Fouad Hassoun : "être aveugle ne peut pas m'empêcher d'être heureux"
Réussir sa vie, c'est pouvoir dire : "je suis vivant". C'est un cycle. On retouche à sa vie chaque matin, lorsqu'on retrouve la vie qui s'était un peu éteinte le soir. Chaque jour, il faut renouveler cet enthousiasme et se dire : "je peux faire quelque chose de ma vie". Il y a toujours quelque chose à faire, c'est comme ça qu'on peut se donner de vrais objectifs.
 
La réussite n'est pas le succès, ce n'est pas être le meilleur, le plus important, le plus riche. C'est s'endormir en se disant : "j'ai aidé, j'ai résolu des problèmes, j'ai pris soin des autres."

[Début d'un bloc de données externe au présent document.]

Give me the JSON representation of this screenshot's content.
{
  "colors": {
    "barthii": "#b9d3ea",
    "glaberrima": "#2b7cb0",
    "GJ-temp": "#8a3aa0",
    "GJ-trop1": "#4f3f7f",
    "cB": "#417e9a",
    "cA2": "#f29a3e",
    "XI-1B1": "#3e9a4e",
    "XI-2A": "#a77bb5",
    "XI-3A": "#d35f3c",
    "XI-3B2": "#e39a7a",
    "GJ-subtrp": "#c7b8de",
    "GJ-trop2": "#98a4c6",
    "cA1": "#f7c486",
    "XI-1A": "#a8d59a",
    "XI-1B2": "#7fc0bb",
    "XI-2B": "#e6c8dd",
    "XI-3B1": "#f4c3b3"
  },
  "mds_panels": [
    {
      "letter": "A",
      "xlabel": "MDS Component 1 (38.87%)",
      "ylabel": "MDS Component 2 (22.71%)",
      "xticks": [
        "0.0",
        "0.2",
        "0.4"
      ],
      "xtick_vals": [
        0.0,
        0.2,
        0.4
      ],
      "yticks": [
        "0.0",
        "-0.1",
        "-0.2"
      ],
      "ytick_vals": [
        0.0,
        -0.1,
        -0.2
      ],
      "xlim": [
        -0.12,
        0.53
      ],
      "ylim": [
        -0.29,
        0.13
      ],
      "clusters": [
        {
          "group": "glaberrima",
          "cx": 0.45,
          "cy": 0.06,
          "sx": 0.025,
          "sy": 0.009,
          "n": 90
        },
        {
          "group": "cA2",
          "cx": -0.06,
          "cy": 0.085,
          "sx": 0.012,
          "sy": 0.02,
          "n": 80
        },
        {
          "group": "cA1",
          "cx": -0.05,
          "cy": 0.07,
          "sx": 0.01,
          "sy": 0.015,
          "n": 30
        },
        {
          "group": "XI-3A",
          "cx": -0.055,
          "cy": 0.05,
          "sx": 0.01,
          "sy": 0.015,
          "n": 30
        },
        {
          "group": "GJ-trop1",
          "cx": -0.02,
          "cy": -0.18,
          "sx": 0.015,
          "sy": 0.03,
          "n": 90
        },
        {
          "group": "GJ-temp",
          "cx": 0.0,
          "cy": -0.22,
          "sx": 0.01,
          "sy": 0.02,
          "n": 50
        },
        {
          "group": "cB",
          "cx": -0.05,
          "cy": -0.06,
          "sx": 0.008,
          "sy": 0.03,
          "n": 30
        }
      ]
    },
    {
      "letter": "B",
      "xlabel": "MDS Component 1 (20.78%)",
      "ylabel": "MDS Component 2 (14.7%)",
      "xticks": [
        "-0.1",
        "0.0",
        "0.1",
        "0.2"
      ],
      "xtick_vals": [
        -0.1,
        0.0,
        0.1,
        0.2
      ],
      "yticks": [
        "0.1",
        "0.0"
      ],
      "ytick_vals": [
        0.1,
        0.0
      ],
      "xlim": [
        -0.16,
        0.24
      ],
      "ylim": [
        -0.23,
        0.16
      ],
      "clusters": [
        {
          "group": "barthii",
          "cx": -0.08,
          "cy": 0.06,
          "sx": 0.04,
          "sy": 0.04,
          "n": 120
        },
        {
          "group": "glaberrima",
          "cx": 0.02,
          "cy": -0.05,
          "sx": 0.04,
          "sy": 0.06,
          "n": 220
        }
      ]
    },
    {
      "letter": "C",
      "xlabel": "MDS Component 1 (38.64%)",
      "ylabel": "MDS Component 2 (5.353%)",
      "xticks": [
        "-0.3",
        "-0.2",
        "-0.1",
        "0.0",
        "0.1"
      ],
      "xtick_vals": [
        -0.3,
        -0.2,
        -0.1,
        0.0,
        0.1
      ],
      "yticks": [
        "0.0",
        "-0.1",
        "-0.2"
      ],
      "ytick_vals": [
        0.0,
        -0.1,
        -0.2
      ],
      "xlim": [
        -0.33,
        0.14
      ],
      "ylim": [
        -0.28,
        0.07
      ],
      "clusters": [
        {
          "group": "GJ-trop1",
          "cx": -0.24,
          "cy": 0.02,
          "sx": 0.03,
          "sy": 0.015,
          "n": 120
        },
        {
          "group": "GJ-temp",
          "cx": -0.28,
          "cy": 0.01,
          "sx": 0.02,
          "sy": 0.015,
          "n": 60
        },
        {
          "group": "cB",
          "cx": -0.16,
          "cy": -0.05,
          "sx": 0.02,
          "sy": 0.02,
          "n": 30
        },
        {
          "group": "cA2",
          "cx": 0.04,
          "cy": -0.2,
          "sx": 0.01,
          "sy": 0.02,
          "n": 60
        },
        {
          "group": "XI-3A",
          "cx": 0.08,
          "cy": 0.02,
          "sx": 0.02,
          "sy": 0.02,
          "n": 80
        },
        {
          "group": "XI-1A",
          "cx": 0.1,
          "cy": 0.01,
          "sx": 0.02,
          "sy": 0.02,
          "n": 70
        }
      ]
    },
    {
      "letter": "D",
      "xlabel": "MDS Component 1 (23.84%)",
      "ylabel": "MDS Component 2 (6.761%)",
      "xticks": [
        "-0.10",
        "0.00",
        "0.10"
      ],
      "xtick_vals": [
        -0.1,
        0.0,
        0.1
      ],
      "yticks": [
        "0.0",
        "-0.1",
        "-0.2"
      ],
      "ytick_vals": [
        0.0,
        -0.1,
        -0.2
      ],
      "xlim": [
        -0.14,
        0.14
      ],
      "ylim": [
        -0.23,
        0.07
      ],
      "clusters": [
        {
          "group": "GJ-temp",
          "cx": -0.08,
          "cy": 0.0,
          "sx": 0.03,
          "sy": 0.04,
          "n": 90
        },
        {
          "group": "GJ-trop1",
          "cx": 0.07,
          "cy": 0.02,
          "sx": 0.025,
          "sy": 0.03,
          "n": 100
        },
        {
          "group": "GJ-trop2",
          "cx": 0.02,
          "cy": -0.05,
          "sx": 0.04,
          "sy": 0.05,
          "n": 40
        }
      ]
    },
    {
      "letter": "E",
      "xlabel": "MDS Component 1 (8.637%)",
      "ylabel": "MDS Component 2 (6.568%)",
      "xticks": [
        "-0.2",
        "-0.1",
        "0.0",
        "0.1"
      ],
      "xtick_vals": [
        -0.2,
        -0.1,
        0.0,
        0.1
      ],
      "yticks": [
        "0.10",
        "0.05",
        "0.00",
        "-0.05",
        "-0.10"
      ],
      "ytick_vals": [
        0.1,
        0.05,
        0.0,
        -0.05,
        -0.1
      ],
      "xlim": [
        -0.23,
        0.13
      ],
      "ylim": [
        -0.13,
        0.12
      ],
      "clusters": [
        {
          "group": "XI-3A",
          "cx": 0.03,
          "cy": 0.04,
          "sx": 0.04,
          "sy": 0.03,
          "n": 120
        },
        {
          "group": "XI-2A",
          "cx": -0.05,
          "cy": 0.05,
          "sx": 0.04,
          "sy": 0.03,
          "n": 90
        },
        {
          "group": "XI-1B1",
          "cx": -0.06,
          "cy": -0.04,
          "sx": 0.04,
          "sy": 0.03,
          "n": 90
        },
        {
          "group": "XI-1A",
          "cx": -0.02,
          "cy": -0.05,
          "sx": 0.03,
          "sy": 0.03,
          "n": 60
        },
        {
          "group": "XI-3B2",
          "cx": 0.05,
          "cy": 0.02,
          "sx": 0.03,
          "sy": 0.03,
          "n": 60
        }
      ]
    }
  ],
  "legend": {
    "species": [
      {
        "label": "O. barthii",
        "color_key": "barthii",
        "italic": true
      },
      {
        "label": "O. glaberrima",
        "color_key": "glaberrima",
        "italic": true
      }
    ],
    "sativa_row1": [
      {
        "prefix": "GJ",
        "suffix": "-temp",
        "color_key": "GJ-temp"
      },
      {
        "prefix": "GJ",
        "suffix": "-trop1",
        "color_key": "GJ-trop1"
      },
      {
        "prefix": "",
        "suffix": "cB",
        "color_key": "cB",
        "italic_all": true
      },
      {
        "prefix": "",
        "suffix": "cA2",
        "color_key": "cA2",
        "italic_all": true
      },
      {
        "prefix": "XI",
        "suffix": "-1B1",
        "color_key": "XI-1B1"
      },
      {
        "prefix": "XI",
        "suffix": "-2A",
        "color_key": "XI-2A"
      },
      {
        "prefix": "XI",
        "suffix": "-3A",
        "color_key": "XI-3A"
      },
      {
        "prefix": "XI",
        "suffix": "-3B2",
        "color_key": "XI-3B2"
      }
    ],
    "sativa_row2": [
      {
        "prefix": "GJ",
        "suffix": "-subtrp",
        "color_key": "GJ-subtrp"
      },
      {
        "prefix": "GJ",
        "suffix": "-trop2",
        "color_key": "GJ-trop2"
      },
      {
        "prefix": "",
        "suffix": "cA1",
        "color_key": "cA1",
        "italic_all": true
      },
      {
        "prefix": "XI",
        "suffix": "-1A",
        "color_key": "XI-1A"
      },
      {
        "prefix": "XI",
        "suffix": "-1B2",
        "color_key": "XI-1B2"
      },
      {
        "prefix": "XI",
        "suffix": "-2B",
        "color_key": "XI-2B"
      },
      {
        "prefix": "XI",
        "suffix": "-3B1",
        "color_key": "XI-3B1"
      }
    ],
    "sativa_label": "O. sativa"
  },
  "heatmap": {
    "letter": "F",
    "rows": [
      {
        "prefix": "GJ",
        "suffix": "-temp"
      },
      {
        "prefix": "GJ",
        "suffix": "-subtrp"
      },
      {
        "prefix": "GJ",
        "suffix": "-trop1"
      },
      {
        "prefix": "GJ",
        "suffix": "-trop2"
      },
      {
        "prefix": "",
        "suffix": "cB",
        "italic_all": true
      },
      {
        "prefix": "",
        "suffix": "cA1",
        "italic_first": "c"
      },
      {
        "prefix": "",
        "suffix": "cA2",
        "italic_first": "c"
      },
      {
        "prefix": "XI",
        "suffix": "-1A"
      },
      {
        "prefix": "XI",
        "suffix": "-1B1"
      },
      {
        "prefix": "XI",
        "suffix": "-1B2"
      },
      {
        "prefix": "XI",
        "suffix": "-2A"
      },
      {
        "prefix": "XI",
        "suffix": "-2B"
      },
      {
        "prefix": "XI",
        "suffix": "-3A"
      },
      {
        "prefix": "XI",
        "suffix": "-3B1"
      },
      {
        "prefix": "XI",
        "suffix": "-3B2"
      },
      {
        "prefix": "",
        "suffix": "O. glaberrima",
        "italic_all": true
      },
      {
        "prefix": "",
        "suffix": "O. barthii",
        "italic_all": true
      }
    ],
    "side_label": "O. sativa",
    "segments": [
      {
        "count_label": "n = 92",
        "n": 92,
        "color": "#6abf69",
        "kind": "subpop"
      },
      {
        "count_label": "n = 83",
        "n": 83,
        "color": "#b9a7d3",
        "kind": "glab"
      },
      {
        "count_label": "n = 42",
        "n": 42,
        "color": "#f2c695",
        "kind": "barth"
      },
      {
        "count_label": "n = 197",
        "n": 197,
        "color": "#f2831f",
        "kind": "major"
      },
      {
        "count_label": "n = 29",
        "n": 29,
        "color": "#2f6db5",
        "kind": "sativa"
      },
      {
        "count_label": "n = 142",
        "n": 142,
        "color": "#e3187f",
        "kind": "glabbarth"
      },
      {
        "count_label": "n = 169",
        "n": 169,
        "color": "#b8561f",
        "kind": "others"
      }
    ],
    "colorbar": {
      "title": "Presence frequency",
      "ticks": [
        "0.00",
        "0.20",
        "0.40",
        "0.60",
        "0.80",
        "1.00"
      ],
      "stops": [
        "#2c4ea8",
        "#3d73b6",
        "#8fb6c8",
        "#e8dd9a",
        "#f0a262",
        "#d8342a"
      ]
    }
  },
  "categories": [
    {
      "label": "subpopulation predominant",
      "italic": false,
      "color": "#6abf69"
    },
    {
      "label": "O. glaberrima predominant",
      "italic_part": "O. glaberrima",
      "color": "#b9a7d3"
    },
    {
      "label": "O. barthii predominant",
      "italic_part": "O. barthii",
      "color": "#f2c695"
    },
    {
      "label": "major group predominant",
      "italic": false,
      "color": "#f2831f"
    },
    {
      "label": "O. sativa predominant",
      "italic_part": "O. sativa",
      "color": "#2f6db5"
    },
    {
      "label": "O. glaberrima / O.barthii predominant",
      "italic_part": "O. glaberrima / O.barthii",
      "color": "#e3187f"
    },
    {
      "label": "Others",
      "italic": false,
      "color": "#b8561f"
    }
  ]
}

Je sais que c'est ce que me demandera le Seigneur quand j'arriverai devant Lui : "qu'as-tu fait de ta vie ?" Il ne me demandera pas ce que j'ai fait de mal ou que je n'ai pas fait, mais ce que j'ai fait de bien.

Faut-il donc faire de grandes choses pour "réussir sa vie" ?

Non, c'est comme sainte Thérèse de Lisieux : en faisant la vaisselle et en pliant le linge par amour, elle est devenue une grande sainte. Une œuvre sera belle si l'on est capable de la présenter comme offrande devant Dieu. Elle sera belle si j'ai pris soin de moi-même et des autres.
 
Nous devons prier Dieu pour qu'il nous aide à faire moins de mal et plus de bien. Plus la balance penche de ce côté, plus on est heureux. Le bonheur n’est pas dans les grandes études ou dans les grandes responsabilités, même s'il est aussi là. Il ne se paye pas, sinon ce serait un grand business ! Il n'appartient à personne, mais on peut participer à celui des autres. 'Heureux les artisans de paix', dit l’évangile. Et rien, ni les souffrances, ni les épreuves, ni la cécité, ne peut m'empêcher d'être heureux."